Cause and Effect

“He will guard the feet of his saints,”
1 Samuel 2:9

I well recall the season that I learned to downhill ski.

Those who have mastered this skill will identify with my sentiments when I say it was the most difficult battle of the mind that I ever engaged in.

This dreadful battle in my head almost stopped me from continuing with my lessons on the “Bunny Hill”. I knew that the geometry of my equipment would not allow me to fall on my face if I leaned forward. I could fall sideways but the skis wouldn't allow me to fall forward. That was impossible if I was properly in my ski harness.

It took many attempts before I got the hang of it, but I overcame my fears and started to slide down the hill.

I'm so glad my sense of logic prevailed and I accepted the fact I would not fall forward regardless of how much I leaned in the direction I wished to travel. Don't get me wrong though, I fell many times.

I even had what is known as “yard sales” (when my equipment came off and spread over the place). But I always fell to the side where the skis didn't impede my traveling to the ground.

The person who spoke about God guarding her feet was a woman named Hannah. Her name means, “favoured”—and she was. After years of not having a child, God finally granted her a son who grew up to be a great prophet called Samuel, a man of prayer (Psalm 99:6).

Hannah was celebrating her safety as she spoke these words concerning God’s care of His people. She delighted in the idea that God secured her in her life and she was not left in a precarious position.

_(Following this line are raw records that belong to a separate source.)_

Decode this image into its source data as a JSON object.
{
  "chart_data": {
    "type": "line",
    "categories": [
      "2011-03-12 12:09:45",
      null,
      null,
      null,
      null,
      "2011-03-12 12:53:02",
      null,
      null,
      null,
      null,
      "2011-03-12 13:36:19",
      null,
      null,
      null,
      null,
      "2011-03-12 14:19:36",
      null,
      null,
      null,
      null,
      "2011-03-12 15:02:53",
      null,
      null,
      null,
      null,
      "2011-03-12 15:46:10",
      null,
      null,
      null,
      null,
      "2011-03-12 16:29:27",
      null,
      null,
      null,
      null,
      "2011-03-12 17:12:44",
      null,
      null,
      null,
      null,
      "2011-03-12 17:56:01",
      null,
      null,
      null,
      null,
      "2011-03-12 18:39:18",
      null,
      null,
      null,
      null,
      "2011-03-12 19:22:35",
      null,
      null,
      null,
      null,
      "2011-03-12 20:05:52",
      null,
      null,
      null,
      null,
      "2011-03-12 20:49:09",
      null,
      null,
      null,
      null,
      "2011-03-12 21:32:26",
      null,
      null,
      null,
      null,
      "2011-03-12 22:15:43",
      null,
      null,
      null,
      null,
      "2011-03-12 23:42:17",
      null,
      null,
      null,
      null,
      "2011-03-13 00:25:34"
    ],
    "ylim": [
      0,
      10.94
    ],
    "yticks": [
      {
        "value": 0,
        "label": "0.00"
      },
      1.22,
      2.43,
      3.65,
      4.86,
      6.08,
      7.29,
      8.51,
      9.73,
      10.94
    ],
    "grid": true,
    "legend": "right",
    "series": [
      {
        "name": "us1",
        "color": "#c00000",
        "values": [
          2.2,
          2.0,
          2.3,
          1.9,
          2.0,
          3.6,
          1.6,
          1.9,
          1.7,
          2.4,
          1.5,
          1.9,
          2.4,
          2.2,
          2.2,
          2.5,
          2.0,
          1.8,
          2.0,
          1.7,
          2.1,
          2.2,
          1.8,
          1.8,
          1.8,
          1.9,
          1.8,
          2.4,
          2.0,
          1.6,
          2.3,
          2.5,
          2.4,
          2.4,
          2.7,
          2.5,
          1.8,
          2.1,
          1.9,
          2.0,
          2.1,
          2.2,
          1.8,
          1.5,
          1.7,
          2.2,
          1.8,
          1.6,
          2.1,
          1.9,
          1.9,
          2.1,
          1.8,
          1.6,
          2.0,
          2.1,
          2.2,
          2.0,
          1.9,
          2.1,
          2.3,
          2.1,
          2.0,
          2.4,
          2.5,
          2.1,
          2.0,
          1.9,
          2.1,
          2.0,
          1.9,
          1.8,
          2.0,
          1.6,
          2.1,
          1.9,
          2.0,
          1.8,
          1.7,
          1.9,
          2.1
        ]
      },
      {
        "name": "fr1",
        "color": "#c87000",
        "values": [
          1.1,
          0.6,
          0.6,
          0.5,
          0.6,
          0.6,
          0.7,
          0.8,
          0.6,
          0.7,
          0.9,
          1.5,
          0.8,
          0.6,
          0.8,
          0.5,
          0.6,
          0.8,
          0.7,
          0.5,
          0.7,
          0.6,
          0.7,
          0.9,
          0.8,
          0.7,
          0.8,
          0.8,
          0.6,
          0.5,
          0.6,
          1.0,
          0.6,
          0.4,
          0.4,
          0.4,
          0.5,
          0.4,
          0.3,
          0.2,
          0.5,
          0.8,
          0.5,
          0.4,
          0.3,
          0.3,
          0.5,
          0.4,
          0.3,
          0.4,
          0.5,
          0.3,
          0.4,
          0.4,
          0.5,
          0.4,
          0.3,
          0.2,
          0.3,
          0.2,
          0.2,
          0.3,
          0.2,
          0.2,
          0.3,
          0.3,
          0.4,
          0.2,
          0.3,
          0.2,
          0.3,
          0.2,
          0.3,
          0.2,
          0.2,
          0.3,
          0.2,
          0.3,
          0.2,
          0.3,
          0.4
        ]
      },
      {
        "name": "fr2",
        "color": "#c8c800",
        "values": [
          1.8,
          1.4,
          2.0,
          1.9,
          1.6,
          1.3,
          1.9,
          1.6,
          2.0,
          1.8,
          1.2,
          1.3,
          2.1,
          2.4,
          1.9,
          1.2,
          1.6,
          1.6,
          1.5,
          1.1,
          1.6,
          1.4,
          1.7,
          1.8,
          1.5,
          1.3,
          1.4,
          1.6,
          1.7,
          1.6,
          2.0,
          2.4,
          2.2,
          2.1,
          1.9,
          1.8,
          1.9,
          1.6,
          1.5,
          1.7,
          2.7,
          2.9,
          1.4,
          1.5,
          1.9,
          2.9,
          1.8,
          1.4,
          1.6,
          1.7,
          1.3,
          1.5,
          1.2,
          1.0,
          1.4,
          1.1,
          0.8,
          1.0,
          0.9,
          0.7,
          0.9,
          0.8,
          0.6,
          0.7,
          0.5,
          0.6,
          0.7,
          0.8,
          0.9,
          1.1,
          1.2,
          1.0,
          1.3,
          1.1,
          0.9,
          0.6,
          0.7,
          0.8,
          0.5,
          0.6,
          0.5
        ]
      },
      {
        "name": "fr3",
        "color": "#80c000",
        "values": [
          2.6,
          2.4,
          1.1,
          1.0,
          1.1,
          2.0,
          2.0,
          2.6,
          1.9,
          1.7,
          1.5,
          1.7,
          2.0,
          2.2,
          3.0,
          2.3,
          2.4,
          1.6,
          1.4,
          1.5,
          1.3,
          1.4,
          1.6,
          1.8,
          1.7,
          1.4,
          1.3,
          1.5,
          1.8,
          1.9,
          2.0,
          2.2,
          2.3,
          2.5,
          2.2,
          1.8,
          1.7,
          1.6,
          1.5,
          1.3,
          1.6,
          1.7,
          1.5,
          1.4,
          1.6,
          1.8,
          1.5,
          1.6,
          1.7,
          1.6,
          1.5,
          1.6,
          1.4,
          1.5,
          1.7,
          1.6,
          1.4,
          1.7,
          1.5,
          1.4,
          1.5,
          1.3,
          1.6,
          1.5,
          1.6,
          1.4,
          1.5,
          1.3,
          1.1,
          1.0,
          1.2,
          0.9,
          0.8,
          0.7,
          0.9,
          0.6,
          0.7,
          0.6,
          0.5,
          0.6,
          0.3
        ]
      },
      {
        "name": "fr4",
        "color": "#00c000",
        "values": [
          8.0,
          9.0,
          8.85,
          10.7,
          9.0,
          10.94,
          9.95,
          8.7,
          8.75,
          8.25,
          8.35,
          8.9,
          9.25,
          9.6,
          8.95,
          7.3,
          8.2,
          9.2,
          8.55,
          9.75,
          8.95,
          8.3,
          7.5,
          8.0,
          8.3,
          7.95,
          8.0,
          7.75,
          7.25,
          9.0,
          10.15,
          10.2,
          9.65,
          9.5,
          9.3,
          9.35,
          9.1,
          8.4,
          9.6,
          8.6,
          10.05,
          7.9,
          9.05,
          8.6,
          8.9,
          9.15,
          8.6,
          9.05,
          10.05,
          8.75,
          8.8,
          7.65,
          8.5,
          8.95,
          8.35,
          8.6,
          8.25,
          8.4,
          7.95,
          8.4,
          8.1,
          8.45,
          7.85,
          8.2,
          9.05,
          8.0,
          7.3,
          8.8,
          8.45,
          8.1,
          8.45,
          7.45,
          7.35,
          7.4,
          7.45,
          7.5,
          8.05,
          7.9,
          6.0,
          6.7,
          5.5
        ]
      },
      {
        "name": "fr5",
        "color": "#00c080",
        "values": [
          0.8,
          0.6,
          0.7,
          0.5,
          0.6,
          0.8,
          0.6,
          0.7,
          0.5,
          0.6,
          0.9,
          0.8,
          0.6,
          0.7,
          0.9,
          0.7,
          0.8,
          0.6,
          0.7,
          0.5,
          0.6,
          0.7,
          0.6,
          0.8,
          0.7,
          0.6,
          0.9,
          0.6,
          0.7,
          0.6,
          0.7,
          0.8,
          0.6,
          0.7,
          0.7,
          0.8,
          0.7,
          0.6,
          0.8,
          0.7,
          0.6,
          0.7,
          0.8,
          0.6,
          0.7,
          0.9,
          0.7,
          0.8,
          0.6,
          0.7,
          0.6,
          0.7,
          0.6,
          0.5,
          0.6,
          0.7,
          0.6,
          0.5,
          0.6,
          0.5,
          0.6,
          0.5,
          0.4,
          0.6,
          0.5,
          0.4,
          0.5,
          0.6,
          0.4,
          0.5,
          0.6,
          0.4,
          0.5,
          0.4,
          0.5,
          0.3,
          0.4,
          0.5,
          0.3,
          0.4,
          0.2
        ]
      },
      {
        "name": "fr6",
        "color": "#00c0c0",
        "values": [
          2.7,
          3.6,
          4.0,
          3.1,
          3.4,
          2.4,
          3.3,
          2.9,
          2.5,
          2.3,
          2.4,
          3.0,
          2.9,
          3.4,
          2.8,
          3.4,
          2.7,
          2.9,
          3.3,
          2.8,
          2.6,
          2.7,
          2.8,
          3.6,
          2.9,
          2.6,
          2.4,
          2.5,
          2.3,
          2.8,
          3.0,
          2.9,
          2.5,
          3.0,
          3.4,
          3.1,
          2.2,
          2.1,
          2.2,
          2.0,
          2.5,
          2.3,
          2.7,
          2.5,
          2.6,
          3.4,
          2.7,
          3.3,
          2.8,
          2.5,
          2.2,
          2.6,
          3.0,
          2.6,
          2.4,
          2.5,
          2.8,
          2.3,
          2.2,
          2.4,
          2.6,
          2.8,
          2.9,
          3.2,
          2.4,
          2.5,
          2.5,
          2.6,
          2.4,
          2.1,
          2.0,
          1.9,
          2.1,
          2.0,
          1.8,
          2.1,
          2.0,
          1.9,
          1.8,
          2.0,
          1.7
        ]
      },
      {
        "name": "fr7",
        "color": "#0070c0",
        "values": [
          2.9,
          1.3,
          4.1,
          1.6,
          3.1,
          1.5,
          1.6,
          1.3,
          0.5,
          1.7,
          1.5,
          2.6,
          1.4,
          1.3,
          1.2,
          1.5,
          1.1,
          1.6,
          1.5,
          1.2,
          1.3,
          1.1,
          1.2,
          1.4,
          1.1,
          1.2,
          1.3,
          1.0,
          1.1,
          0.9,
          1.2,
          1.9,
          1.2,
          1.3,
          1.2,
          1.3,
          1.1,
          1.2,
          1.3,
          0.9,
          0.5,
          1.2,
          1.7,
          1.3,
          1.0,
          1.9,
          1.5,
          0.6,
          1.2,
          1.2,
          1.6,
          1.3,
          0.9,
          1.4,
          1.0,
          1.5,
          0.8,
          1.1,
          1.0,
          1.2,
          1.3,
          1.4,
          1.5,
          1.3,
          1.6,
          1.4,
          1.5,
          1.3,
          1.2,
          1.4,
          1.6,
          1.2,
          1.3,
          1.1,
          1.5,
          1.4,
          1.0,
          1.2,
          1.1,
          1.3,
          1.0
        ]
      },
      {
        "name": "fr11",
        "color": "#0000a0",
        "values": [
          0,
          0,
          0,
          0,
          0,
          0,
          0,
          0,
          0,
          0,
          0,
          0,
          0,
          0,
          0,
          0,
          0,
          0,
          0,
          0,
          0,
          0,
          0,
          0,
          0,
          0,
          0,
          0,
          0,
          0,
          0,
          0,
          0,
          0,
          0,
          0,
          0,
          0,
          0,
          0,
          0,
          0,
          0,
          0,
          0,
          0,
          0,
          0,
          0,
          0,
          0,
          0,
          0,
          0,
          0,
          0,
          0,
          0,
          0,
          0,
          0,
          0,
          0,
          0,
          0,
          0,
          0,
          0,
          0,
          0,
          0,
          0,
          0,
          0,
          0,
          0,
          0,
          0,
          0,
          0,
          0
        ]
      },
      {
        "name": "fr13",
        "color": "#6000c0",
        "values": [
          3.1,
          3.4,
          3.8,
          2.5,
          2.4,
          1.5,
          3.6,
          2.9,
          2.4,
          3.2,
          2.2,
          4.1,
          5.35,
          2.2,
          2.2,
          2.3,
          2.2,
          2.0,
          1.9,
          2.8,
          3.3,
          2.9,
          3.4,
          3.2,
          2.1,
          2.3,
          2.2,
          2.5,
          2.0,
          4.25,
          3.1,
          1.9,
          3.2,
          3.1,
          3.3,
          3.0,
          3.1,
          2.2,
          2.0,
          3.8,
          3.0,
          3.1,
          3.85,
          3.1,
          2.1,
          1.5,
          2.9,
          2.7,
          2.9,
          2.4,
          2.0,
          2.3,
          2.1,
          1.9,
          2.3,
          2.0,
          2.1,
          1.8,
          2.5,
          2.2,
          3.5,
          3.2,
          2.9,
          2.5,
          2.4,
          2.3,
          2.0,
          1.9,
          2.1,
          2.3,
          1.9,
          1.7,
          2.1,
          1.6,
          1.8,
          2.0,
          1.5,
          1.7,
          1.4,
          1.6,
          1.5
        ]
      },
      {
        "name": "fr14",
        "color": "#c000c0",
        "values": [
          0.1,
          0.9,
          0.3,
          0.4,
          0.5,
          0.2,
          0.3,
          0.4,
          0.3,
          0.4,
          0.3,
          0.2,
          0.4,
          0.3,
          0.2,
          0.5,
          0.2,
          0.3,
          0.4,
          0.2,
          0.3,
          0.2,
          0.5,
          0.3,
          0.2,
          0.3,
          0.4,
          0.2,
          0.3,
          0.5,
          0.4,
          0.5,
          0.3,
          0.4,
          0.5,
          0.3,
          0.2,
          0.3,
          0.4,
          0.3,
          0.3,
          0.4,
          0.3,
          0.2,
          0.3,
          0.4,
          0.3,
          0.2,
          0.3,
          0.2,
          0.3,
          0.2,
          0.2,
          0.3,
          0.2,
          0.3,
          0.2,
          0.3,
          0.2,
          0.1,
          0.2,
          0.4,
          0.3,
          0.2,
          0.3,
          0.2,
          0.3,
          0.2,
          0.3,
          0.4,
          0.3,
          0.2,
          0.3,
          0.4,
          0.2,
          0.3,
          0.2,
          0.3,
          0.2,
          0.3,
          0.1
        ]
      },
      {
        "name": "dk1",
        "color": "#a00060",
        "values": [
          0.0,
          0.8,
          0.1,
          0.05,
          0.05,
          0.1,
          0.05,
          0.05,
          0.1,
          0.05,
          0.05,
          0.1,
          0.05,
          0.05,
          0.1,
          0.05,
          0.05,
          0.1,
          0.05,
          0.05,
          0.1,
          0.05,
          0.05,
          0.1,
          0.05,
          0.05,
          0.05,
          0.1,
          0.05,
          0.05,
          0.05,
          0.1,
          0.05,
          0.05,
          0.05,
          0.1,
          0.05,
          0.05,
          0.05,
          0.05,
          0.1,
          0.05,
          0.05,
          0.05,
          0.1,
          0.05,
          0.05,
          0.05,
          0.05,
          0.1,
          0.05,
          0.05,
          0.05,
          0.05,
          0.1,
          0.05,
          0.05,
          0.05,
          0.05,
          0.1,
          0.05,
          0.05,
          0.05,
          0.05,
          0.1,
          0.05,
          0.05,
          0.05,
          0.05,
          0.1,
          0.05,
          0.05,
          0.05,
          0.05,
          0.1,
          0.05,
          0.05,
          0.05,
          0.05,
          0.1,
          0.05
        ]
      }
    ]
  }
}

For some years Hannah had battled with her mind over God’s apparent ignoring of her tragic situation of not being a mother. She prayed earnestly to the Lord but it seemed He did not hear. She wept, lost her appetite and was bitter in her soul (1 Samuel 1:7-10).

Then, when God gave her the desire of her heart (a son) her rejoicing wasn't that she had a son but that God was her protection in life.

He was her Saviour.

What Hannah had (before she had her son) was God, and somehow she had missed the reality of her greatest treasure—which was her God.

We can do the same as we pursue some good thing in life and forget that—if we are one of God’s “saints”—we have what is best already.

The rest is window dressing by comparison.

Is God your most important treasure?

Do you value His presence in your life above everything else?

Does God keep you safe or are you flying solo through life?